Corporate culture: Amazon’s Jeff Bezos used his annual investor missive to talk about corporate culture, something Amazon had to address after a critical article in the New York Times. “Someone energized by competitive zeal may select and be happy in one culture, while someone who loves to pioneer and invent may choose another,” he said. Los Angeles Times

Safe landing: SpaceX successfully landed its Falcon 9 rocket reusable booster on a ship Friday. It was the Hawthorne-based company’s first successful attempt. Los Angeles Times

Career change: The man who invented Google alerts is now an almond farmer in Modesto. “I didn’t know anything about farming.

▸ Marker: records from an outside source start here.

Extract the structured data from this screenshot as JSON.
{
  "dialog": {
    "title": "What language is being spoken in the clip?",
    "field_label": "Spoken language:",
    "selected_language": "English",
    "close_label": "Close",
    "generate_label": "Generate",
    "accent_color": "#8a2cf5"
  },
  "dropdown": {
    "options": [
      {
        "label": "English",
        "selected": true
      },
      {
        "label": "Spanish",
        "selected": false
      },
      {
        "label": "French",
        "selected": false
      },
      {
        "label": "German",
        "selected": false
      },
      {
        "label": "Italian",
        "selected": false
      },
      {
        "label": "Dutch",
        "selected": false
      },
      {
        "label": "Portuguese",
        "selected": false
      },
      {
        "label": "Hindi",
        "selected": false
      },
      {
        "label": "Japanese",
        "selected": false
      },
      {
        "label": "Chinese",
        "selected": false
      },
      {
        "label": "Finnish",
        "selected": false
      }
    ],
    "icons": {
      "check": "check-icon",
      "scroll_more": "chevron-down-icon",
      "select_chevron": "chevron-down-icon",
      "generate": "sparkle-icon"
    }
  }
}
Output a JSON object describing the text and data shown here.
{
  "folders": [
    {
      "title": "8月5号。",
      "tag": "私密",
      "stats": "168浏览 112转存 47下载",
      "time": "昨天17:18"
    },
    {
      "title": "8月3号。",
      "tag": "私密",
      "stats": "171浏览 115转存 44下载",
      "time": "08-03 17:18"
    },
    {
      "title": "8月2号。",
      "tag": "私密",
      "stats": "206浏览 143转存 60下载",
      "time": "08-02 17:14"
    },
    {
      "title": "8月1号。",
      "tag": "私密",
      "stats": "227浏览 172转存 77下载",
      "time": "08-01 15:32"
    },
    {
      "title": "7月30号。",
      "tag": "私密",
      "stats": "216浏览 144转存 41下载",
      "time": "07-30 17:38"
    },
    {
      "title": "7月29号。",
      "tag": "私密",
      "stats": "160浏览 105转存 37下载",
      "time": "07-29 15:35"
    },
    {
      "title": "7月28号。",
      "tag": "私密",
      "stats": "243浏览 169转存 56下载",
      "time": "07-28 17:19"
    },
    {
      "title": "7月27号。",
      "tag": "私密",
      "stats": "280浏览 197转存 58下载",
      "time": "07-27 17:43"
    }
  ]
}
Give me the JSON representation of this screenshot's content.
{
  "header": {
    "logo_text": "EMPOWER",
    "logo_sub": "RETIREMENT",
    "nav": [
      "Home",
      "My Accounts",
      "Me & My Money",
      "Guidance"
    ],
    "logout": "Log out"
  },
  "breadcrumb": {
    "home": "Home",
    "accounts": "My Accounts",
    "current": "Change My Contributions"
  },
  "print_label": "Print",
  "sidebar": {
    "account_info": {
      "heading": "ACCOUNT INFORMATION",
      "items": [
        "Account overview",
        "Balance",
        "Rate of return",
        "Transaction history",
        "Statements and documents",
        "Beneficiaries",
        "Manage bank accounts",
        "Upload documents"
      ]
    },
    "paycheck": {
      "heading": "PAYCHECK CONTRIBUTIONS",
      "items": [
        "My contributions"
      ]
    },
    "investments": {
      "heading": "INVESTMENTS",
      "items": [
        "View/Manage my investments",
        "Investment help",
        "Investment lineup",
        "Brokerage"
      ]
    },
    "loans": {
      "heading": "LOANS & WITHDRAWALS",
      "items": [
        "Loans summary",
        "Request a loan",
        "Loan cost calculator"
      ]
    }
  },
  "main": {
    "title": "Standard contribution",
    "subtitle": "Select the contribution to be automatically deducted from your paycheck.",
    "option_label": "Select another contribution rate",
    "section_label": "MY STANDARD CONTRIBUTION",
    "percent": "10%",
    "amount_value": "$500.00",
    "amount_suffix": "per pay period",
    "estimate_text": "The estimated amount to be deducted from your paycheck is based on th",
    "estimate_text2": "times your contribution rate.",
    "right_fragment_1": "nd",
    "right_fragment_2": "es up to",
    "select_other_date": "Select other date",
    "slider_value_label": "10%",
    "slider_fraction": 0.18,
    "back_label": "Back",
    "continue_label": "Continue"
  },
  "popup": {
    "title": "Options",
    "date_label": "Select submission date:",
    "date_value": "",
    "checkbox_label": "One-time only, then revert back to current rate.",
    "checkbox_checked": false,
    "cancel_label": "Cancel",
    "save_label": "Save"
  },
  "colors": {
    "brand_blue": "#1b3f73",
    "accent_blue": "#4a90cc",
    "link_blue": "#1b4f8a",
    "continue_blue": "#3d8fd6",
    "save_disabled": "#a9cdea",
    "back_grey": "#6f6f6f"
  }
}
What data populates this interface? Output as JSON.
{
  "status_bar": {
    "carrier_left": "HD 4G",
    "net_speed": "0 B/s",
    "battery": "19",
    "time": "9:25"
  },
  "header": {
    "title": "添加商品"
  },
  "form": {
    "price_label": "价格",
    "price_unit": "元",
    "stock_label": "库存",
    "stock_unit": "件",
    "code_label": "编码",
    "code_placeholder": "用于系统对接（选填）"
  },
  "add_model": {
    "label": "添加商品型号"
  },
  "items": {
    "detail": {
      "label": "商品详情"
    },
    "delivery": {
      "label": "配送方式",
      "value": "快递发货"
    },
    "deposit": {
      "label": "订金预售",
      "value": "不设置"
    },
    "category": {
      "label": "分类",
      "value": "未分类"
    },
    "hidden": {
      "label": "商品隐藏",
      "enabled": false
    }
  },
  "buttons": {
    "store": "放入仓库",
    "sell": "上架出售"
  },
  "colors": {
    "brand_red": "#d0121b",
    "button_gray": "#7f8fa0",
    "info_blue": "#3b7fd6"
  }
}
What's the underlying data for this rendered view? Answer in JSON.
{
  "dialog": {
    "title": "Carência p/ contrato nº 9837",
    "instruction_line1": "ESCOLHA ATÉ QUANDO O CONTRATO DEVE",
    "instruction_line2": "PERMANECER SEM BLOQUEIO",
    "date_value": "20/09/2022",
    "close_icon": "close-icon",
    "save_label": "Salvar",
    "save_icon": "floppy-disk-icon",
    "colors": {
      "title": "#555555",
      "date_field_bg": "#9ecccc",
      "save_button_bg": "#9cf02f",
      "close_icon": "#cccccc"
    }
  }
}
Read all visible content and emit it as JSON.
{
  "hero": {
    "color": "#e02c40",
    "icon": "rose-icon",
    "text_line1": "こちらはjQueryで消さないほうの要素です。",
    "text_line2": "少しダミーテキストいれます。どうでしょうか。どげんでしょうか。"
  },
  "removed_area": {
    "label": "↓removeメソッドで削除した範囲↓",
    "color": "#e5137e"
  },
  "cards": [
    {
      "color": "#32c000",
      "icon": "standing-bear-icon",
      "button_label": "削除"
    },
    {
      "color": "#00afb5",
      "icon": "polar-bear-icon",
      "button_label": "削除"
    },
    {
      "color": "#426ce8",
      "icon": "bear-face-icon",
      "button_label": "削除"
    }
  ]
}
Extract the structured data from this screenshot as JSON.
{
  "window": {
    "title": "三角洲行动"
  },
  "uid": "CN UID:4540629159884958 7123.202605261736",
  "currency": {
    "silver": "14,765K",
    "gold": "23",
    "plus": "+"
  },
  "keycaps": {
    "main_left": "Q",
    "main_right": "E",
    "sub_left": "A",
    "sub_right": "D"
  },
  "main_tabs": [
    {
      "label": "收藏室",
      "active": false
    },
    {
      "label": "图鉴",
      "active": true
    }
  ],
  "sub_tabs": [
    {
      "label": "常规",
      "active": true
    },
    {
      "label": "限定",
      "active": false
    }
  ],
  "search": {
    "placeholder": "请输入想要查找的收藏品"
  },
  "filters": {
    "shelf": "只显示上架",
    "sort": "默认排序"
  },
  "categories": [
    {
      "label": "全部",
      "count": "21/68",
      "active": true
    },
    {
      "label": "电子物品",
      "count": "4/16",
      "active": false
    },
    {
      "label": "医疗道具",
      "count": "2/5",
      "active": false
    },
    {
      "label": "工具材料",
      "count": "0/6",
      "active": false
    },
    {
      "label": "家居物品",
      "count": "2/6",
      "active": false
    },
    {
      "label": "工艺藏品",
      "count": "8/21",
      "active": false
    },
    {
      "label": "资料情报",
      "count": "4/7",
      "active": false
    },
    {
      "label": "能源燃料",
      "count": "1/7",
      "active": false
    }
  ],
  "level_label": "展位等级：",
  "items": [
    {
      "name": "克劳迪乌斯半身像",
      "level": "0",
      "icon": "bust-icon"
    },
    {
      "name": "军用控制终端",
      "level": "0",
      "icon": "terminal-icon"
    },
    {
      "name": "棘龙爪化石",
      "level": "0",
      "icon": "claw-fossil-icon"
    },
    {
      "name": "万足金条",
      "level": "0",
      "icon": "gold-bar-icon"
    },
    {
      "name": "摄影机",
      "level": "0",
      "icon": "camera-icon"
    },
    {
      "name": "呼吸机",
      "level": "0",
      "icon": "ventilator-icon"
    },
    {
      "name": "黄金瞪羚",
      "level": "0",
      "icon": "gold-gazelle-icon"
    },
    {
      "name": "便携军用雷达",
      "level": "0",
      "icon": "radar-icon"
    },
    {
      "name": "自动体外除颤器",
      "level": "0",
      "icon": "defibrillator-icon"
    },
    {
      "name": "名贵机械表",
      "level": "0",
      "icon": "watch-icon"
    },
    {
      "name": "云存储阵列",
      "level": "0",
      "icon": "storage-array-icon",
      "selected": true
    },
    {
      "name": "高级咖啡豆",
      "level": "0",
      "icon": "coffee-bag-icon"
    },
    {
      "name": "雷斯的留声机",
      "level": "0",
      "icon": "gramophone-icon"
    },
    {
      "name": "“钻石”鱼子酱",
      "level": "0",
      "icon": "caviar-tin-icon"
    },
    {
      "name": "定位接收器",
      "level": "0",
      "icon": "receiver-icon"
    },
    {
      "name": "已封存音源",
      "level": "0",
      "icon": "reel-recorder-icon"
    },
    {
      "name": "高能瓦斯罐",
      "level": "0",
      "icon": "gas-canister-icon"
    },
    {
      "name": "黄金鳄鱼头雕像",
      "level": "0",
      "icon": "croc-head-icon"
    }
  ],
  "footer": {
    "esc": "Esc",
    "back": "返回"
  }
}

But I love education and I taught myself,” said Naga KataruCNN Money


Trial and error: Former Dist. Atty. Gil Garcetti says he never wanted Marcia Clark to be the lead prosecutor in the O.J. Simpson trial. He says he advised Clark to keep African American women, particularly mothers, off the jury, but eight African American women ended up on the panel. “She didn’t listen and once she did that, there was no chance that we’d get a guilty verdict, although I still thought we’d get two or three jurors to hold out for a hung jury,” he said. New York Post

Asking for help: When Sal Shafi, a Silicon Valley executive, became concerned that his son might become radicalized, he did what he thought was right — he called the authorities. Instead of helping Adam Shafi, federal agents arrested him. “Maybe I’m naïve. I’ve never dealt with the authorities before. I wanted to cooperate,” his father said. New York Times

Rocky time: The man who had to be rescued from Morro Rock after he FaceTimed a proposal to his girlfriend was arrested on drug charges. Firefighters said the 27-year-old man was acting strange and eventually arrested him on suspicion of possessing methamphetamine. Los Angeles Times


Transgender identity: Gender reassignment surgery can be controversial — particularly when the patient is an adolescent. San Diego Union-Tribune

Art show: The new San Francisco MoMA has been re-created in miniature. Bloomberg

Dog days: The 13th annual Corgi Beach Day was held this weekend in Southern California and it was adorable. Buzzfeed


Sacramento will have clouds and a high of 70 degrees. San Francisco will be cloudy and 62. Los Angeles can expect a rain shower and a high of 69 degrees. Riverside will be cool with an expected rainstorm. San Diego will have rain and a high of 68 degrees.


This week’s birthdays for notable Californians:

Rep. Susan Davis (April 13, 1944), Rep. Jim Costa (April 13, 1952), Rep. David Valadao (April 14, 1977) and former Laker Kareem Abdul-Jabbar (April 16, 1947).